Re: [PATCH v4 04/11] x86/bhi: Make clear_bhb_loop() effective on newer CPUs

From: Pawan Gupta

Date: Wed Dec 03 2025 - 20:40:33 EST

On Tue, Nov 25, 2025 at 11:34:07AM +0000, david laight wrote:
> On Mon, 24 Nov 2025 11:31:26 -0800
> Pawan Gupta <pawan.kumar.gupta@xxxxxxxxxxxxxxx> wrote:
>
> > On Sat, Nov 22, 2025 at 11:05:58AM +0000, david laight wrote:
> ...
> > > For subtle reasons one of the mitigations that slows kernel entry caused
> > > a doubling of the execution time of a largely single-threaded task that
> > > spends almost all its time in userspace!
> > > (I thought I'd disabled it at compile time - but the config option
> > > changed underneath me...)
> >
> > That is surprising. If its okay, could you please share more details about
> > this application? Or any other way I can reproduce this?
>
> The 'trigger' program is a multi-threaded program that wakes up every 10ms
> to process RTP and TDM audio data.
> So we have a low RT priority process with one thread per cpu.
> Since they are RT they usually get scheduled on the same cpu as last lime.
> I think this simple program will have the desired effect:
> A main process that does:
> syscall(SYS_clock_gettime, CLOCK_MONOTONIC, &start_time);
> start_time += 1sec;
> for (n = 1; n < num_cpu; n++)
> pthread_create(thread_code, start_time);
> thread_code(start_time);
> with:
> thread_code(ts)
> {
> for (;;) {
> ts += 10ms;
> syscall(SYS_clock_nanosleep, CLOCK_MONOTONIC, TIMER_ABSTIME, &ts, NULL);
> do_work();
> }
>
> So all the threads wake up at exactly the same time every 10ms.
> (You need to use syscall(), don't look at what glibc does.)
>
> On my system the program wasn't doing anything, so do_work() was empty.
> What matters is whether all the threads end up running at the same time.
> I managed that using pthread_broadcast(), but the clock code above
> ought to be worse (and I've since changed the daemon to work that way
> to avoid all this issues with pthread_broadcast() being sequential
> and threads not running because the target cpu is running an ISR or
> just looping in kernel).
>
> The process that gets 'hit' is anything cpu bound.
> Even a shell loop (eg while :; do ;: done) but with a counter will do.
>
> Without the 'trigger' program, it will (mostly) sit on one cpu and the
> clock frequency of that cpu will increase to (say) 3GHz while the other
> all run at 800Mhz.
> But the 'trigger' program runs threads on all the cpu at the same time.
> So the 'hit' program is pre-empted and is later rescheduled on a
> different cpu - running at 800MHz.
> The cpu speed increases, but 10ms later it gets bounced again.

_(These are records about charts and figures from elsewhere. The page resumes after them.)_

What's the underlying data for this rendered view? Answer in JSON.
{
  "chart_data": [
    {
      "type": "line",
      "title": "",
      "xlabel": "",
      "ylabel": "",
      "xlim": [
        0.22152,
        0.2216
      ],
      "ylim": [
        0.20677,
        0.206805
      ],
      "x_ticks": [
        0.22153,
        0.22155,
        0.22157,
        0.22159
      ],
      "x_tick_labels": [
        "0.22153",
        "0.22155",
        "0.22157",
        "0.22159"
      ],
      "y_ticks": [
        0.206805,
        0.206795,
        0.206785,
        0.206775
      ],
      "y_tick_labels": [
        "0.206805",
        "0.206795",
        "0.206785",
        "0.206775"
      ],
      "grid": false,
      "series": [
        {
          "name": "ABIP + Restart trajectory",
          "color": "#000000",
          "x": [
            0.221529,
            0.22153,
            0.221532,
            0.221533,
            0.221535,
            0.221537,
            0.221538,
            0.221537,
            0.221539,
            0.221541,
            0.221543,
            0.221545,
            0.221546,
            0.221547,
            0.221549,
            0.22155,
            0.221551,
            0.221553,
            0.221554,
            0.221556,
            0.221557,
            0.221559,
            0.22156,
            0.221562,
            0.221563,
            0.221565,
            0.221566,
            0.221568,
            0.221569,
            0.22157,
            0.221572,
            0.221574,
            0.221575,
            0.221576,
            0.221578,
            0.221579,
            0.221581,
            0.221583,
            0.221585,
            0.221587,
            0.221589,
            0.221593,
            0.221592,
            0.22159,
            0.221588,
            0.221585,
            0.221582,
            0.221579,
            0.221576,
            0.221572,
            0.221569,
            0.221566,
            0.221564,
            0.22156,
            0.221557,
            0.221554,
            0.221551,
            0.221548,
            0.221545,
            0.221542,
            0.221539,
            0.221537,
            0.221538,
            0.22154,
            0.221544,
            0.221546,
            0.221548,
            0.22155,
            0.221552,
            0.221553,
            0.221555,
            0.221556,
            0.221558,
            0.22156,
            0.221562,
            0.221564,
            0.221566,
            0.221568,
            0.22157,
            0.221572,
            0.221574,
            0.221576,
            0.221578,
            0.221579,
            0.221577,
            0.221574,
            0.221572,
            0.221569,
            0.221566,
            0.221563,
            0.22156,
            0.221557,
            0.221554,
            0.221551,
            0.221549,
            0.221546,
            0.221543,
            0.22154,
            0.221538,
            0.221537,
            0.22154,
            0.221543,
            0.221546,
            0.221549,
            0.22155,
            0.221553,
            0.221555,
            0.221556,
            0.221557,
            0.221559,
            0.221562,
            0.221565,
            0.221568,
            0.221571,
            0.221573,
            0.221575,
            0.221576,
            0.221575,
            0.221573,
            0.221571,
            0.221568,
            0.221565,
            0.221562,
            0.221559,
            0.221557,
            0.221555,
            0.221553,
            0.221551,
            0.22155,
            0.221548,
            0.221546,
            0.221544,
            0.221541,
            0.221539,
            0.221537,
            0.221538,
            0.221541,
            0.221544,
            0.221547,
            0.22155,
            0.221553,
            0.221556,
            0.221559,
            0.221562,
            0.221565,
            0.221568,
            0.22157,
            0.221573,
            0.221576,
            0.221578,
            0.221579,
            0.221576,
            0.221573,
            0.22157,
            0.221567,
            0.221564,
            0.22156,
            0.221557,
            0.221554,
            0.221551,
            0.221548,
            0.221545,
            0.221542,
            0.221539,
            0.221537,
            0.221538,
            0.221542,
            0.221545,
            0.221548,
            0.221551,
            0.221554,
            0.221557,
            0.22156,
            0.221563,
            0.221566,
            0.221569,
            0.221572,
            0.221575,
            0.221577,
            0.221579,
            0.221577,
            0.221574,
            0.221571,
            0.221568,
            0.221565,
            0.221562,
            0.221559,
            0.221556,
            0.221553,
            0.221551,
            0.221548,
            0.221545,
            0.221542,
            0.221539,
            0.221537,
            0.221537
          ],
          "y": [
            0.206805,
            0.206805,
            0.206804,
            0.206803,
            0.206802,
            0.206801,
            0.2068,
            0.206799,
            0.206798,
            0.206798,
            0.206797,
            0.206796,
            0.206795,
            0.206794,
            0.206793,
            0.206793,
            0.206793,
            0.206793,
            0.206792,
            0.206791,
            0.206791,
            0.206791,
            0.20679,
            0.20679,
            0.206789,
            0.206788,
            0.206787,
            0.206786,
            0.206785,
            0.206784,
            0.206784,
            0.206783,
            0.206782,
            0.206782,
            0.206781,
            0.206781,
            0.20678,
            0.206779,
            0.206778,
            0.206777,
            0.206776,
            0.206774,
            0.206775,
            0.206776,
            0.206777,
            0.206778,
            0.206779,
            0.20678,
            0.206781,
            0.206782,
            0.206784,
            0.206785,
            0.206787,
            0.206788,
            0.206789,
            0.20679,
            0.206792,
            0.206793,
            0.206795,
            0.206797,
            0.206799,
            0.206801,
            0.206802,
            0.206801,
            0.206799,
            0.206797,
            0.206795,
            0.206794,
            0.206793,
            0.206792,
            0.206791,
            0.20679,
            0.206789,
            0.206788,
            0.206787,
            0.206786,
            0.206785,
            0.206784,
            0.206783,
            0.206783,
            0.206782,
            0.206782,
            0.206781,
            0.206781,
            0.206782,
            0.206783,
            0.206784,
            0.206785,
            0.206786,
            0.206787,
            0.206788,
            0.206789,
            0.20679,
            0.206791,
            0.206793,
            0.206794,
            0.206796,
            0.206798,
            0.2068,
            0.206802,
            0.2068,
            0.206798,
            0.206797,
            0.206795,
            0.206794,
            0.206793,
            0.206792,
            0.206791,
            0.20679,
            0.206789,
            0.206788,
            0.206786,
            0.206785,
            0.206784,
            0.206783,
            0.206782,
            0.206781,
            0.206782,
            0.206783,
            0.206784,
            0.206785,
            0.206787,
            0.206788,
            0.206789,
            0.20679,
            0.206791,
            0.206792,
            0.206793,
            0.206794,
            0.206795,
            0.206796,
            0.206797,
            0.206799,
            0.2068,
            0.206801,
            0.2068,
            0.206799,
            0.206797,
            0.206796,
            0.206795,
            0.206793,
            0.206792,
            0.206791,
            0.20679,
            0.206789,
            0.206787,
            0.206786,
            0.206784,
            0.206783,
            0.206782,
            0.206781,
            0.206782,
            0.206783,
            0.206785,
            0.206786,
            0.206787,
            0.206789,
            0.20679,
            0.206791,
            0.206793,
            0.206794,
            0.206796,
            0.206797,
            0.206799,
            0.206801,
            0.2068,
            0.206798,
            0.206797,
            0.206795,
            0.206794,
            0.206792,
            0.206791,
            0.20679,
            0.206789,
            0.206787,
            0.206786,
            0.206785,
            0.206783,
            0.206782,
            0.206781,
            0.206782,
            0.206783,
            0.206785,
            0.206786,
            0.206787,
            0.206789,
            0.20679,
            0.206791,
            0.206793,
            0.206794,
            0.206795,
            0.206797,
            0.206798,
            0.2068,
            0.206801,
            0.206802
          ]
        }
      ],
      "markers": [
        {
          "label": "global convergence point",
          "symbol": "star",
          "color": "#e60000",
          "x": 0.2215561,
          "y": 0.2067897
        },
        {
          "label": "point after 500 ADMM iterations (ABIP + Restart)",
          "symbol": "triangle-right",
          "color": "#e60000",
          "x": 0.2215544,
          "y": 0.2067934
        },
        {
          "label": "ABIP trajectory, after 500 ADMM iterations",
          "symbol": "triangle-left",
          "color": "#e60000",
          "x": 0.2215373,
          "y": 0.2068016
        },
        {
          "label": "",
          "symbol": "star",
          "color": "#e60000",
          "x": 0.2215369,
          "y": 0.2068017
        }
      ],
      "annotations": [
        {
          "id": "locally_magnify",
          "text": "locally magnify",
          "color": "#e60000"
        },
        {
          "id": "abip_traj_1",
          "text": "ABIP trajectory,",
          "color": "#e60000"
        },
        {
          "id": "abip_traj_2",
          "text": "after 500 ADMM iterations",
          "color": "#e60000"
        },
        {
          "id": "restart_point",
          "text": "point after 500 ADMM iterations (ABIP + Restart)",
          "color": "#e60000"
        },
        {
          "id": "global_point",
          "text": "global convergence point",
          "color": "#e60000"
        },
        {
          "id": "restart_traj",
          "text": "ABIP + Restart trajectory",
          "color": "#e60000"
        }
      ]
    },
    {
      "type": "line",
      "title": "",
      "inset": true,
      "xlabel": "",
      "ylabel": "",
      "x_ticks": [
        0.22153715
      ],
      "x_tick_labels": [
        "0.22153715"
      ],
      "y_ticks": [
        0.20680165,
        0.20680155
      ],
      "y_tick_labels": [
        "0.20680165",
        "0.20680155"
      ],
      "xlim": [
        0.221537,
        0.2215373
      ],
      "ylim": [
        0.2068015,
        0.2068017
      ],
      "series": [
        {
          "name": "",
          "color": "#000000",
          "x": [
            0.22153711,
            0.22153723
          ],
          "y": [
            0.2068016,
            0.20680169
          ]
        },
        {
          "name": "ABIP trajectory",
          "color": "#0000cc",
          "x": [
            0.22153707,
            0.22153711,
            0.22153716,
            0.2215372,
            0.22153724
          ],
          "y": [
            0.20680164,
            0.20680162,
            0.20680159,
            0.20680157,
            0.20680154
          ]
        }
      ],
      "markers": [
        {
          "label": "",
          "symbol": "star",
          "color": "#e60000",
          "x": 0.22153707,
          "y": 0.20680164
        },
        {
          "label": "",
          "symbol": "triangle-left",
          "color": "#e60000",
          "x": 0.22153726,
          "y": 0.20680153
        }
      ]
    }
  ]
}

Sorry I haven't tried creating this test yet.

> The real issue is that the cpu speed is associated with the cpu, not
> the process running on it.

So if the 'hit' program gets scheduled to a CPU that is running at 3GHz
then we don't expect a dramatic performance drop? Setting scaling_governor
to "performance" would be an interesting test.